Que signifie avoir un enfant Down ?

Une mère m’a dit un jour : « Si je pense à toutes les larmes des premiers mois… aujourd’hui je ne pourrais plus me passer de lui. Avec lui notre famille est plus unie. On s’aime plus. Il nous a fait comprendre ce qui est l’essentiel de la vie ». Parce que chez les personnes avec le syndrome de Down, il y a un aspect compensatoire pour lequel ils créent autour d’eux un climat affectif très intense. On tend à dire qu’ils sont meilleurs, plus affectueux. Mais en réalité c’est quelque chose de plus subtil. Ils savent tirer le bon de chacun parce qu’ils sont capables de demander d’être aimés. Mais cela peut créer une grande équivoque…

C’est-à-dire ?

Puisque j’aime l’enfant, j’aime sa maladie. Je trouve que c’est une position aussi glissante que l’opposé : « Puisque je déteste la maladie, j’élimine l’enfant ». Malgré leur extraordinaire capacité à être heureux, il y a un moment dans leur développement où ils se rendent compte qu’ils sont plus lents, que leurs capacités sont diminuées et cela peut provoquer beaucoup de souffrance. Une maman m’a raconté une discussion avec sa fille à propos du permis de conduire. La fille, à 18 ans, voulait conduire la voiture et la mère, après 1000 explications, exaspérée, lui dit : « En fait tu sais pourquoi tu ne peux pas, parce que tu as un chromosome en plus » et la fille « Alors ? On ne peut pas l’enlever ? ». Eux, ils attendent quelque chose de nous et nous avons le devoir de les soigner, de les mettre en condition d’exprimer toute la rationalité présente en eux.

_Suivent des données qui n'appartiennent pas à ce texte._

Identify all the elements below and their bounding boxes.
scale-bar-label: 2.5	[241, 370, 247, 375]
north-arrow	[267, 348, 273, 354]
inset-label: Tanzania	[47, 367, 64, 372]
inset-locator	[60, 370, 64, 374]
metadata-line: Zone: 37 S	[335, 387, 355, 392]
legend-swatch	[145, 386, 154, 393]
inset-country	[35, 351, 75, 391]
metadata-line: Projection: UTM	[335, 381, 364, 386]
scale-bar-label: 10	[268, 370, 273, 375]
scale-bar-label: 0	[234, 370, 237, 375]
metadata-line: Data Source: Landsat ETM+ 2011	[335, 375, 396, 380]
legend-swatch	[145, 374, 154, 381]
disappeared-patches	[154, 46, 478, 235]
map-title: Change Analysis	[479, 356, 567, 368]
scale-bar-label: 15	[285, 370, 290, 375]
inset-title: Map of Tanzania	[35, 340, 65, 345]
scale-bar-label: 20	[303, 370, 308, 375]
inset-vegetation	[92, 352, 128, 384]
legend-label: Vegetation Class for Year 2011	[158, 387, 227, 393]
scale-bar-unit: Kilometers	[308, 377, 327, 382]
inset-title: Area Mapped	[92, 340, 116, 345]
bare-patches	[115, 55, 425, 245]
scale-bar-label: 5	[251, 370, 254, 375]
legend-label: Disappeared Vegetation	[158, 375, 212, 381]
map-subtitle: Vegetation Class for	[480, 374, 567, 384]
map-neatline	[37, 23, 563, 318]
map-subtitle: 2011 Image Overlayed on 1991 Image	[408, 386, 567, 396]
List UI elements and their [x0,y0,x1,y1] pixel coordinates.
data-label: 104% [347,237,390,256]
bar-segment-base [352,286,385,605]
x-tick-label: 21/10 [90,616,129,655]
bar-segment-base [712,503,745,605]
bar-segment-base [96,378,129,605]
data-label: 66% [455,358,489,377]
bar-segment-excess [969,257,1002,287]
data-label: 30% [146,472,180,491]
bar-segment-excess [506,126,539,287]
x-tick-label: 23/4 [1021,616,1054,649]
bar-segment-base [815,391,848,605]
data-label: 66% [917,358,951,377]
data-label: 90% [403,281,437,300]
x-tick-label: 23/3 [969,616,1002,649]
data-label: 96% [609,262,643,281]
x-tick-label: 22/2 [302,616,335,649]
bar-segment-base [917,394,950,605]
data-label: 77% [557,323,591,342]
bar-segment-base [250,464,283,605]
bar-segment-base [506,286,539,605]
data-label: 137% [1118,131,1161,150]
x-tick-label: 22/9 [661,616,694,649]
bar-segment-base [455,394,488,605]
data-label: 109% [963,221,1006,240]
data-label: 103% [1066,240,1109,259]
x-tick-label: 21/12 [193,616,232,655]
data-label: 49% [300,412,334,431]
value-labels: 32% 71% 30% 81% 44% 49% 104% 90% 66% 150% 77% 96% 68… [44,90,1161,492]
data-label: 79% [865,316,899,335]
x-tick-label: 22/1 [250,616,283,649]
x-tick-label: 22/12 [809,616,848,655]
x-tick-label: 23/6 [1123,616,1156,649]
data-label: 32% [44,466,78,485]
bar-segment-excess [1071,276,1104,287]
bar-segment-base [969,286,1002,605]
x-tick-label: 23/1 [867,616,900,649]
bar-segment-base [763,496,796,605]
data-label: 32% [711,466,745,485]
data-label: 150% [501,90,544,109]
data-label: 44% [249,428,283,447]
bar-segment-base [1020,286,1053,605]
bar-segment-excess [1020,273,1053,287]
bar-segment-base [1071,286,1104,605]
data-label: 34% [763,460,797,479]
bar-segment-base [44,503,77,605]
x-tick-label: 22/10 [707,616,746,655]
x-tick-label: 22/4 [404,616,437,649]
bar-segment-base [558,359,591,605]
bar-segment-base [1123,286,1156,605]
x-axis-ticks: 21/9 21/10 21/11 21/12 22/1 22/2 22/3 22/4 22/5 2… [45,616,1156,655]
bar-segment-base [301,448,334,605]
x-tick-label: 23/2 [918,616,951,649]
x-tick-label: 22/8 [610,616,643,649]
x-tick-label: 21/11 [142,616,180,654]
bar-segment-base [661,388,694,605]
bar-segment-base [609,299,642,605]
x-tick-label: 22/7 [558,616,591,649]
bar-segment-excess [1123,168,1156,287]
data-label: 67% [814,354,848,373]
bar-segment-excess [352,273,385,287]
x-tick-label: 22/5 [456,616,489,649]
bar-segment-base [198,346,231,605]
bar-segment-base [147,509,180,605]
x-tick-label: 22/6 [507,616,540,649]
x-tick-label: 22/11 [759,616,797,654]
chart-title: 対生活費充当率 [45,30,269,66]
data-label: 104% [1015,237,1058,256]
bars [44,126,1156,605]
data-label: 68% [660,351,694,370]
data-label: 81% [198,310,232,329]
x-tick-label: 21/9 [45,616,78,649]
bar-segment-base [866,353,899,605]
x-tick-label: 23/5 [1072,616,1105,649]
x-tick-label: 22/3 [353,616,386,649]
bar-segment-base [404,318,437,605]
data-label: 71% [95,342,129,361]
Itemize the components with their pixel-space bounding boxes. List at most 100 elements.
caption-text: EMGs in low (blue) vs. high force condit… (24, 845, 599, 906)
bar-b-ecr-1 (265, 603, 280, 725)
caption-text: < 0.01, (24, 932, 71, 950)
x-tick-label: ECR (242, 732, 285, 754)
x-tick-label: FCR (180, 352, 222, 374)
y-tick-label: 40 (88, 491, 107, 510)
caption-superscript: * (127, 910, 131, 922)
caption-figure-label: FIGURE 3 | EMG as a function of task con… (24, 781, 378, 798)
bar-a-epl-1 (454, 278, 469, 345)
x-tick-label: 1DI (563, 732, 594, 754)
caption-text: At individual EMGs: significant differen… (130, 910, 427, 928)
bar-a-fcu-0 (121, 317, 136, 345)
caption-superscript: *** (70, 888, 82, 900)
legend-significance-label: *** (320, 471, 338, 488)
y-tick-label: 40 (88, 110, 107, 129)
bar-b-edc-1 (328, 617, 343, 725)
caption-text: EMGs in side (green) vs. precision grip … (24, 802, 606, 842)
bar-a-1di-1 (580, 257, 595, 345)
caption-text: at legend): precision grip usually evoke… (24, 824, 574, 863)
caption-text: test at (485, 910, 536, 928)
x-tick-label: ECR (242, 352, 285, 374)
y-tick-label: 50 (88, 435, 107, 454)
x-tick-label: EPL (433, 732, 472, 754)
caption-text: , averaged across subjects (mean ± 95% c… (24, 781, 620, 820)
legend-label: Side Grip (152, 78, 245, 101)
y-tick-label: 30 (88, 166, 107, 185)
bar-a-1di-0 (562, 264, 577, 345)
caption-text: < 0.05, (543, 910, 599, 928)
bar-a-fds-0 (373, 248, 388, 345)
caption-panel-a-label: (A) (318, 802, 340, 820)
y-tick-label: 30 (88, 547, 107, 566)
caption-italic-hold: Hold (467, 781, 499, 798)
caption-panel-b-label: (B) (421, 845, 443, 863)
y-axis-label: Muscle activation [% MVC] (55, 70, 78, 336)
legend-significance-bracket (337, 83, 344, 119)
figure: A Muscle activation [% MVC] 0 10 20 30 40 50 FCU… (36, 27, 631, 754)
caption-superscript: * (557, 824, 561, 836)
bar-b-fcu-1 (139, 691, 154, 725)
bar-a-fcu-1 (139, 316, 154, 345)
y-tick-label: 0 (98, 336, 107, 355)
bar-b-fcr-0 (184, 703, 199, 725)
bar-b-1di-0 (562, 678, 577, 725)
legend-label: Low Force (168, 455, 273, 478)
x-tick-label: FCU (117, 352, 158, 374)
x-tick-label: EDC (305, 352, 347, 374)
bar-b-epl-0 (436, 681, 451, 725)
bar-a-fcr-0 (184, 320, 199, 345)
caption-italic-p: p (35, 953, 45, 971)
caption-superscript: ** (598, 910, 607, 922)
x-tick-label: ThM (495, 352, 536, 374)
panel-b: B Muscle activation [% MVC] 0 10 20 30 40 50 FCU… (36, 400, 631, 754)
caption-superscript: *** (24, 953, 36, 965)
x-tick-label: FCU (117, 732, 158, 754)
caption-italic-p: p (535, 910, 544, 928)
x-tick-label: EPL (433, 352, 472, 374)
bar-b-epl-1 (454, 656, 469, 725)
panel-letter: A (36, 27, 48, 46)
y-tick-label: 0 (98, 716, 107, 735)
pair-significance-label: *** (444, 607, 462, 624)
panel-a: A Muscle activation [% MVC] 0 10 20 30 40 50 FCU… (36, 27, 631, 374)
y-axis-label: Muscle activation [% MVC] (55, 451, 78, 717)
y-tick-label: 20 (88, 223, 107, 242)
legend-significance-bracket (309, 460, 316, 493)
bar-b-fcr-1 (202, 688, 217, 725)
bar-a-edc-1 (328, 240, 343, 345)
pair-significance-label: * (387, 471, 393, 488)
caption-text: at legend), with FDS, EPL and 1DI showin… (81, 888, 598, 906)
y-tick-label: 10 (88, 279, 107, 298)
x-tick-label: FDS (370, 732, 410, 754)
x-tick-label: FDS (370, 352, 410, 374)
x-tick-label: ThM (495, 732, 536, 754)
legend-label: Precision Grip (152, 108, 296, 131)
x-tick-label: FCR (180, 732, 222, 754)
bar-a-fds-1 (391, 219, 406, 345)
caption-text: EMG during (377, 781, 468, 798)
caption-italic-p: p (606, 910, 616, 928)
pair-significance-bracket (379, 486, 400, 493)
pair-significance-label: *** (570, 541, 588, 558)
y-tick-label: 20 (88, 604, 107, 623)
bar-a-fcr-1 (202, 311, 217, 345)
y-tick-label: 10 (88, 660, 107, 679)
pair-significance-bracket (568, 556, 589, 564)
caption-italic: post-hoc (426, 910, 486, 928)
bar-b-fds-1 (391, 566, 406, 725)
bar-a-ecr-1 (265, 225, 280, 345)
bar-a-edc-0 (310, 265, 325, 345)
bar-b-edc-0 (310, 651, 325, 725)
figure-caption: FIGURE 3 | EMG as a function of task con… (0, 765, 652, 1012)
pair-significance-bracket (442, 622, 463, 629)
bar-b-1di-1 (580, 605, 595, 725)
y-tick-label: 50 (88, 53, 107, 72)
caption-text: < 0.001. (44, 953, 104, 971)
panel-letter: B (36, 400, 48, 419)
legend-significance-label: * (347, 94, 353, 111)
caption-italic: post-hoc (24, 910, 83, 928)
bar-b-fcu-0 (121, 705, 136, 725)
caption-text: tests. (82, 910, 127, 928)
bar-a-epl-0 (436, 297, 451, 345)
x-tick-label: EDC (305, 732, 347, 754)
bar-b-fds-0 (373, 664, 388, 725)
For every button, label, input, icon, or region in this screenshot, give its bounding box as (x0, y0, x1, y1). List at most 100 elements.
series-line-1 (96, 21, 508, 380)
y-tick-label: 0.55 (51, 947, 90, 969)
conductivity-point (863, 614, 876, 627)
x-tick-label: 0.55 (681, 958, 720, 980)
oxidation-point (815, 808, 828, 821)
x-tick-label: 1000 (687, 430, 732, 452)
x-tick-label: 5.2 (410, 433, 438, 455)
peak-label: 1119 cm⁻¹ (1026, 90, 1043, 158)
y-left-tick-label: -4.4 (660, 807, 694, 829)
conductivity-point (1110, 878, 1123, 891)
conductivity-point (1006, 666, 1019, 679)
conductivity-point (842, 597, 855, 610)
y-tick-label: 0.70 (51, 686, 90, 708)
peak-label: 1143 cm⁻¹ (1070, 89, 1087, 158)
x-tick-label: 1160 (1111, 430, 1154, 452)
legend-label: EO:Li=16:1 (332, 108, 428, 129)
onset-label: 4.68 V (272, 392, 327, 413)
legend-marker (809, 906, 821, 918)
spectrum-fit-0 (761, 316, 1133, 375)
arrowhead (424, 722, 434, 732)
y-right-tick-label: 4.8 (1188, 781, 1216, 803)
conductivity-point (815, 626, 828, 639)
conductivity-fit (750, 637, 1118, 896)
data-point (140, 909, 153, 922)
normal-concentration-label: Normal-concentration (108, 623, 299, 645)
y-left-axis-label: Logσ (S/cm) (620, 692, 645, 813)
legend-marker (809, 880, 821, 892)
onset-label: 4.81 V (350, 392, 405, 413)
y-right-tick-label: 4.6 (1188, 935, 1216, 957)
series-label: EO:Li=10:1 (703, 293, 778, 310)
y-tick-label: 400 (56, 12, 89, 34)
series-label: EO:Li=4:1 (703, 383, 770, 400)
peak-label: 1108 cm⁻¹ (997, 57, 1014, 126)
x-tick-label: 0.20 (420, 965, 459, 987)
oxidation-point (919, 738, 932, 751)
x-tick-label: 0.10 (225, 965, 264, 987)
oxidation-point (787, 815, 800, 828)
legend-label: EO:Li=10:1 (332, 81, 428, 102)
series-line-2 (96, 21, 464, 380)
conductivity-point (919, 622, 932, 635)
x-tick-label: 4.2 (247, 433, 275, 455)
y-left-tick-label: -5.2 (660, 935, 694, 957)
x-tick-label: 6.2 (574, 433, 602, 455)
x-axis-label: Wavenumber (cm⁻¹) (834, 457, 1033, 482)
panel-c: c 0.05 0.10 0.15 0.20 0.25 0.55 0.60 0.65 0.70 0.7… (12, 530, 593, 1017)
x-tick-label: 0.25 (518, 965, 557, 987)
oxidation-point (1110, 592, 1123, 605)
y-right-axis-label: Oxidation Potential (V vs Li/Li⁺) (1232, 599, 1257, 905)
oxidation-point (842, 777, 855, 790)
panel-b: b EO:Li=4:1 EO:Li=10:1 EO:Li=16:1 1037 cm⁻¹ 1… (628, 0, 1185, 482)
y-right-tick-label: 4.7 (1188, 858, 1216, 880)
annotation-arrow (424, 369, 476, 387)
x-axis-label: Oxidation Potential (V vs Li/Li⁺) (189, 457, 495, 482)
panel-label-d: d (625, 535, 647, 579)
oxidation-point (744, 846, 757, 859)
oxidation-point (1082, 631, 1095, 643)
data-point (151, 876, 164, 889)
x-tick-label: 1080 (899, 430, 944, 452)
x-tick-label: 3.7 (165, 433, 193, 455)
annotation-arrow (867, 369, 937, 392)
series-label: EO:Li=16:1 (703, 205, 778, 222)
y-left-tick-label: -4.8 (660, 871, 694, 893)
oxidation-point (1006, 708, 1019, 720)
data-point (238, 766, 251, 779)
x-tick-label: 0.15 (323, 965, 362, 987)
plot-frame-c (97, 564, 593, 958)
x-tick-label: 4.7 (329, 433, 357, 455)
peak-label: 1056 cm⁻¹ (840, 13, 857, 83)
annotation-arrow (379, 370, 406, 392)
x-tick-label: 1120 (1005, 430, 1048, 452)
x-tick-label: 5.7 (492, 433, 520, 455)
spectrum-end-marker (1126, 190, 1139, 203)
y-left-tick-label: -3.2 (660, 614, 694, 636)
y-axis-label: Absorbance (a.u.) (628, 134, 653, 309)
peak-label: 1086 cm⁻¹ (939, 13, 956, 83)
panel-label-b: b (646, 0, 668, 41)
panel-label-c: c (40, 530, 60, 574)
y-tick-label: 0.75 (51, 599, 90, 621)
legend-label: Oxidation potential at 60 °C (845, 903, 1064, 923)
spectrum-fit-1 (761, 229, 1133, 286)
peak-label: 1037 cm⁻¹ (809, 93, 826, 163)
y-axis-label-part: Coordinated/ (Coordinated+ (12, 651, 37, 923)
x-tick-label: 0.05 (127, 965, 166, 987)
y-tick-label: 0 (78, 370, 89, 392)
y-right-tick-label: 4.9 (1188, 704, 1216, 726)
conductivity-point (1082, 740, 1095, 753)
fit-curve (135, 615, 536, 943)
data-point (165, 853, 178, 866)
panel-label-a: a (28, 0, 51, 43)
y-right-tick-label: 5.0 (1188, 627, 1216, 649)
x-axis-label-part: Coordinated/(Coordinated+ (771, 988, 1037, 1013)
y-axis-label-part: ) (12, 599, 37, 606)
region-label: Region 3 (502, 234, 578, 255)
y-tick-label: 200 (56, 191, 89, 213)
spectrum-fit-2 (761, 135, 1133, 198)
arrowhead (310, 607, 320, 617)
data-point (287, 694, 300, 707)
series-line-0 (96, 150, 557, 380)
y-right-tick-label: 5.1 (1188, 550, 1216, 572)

Qu’a signifié pour vous « beaucoup d’observations », quand à 47 ans et une carrière bien entamée vous vous êtes engagé dans quelque chose de complètement nouveau ?

Je suis casanier de nature, peu enclin au changement : je cadenasse ma bicyclette au même poteau de la rue Belmeloro 8, à l’université depuis 35 ans. Je n’aime pas voyager, je n’aime pas les congrès. Depuis que je me suis lancé dans cette nouvelle recherche, j’ai dû vaincre toutes sortes de résistances. La première a été d’accepter la responsabilité d’un tel projet. Mais les faits se sont imposés avec une telle force qu’à la fin il n’était plus possible de ne pas me rendre. L’émerveillement pour les études et l’humanité de Lejeune, connaître les enfants avec le syndrome, être soutenu par quelques collègues, trouver difficilement mais ponctuellement les financements. Et surtout le bonheur : sentir que j’étais plus moi-même en poursuivant tous ces objectifs. Mon « oui » naît en regardant ces faits totalement imprévus. Ce sont des moments où ce que Dieu fait prévaut sur toute pensée.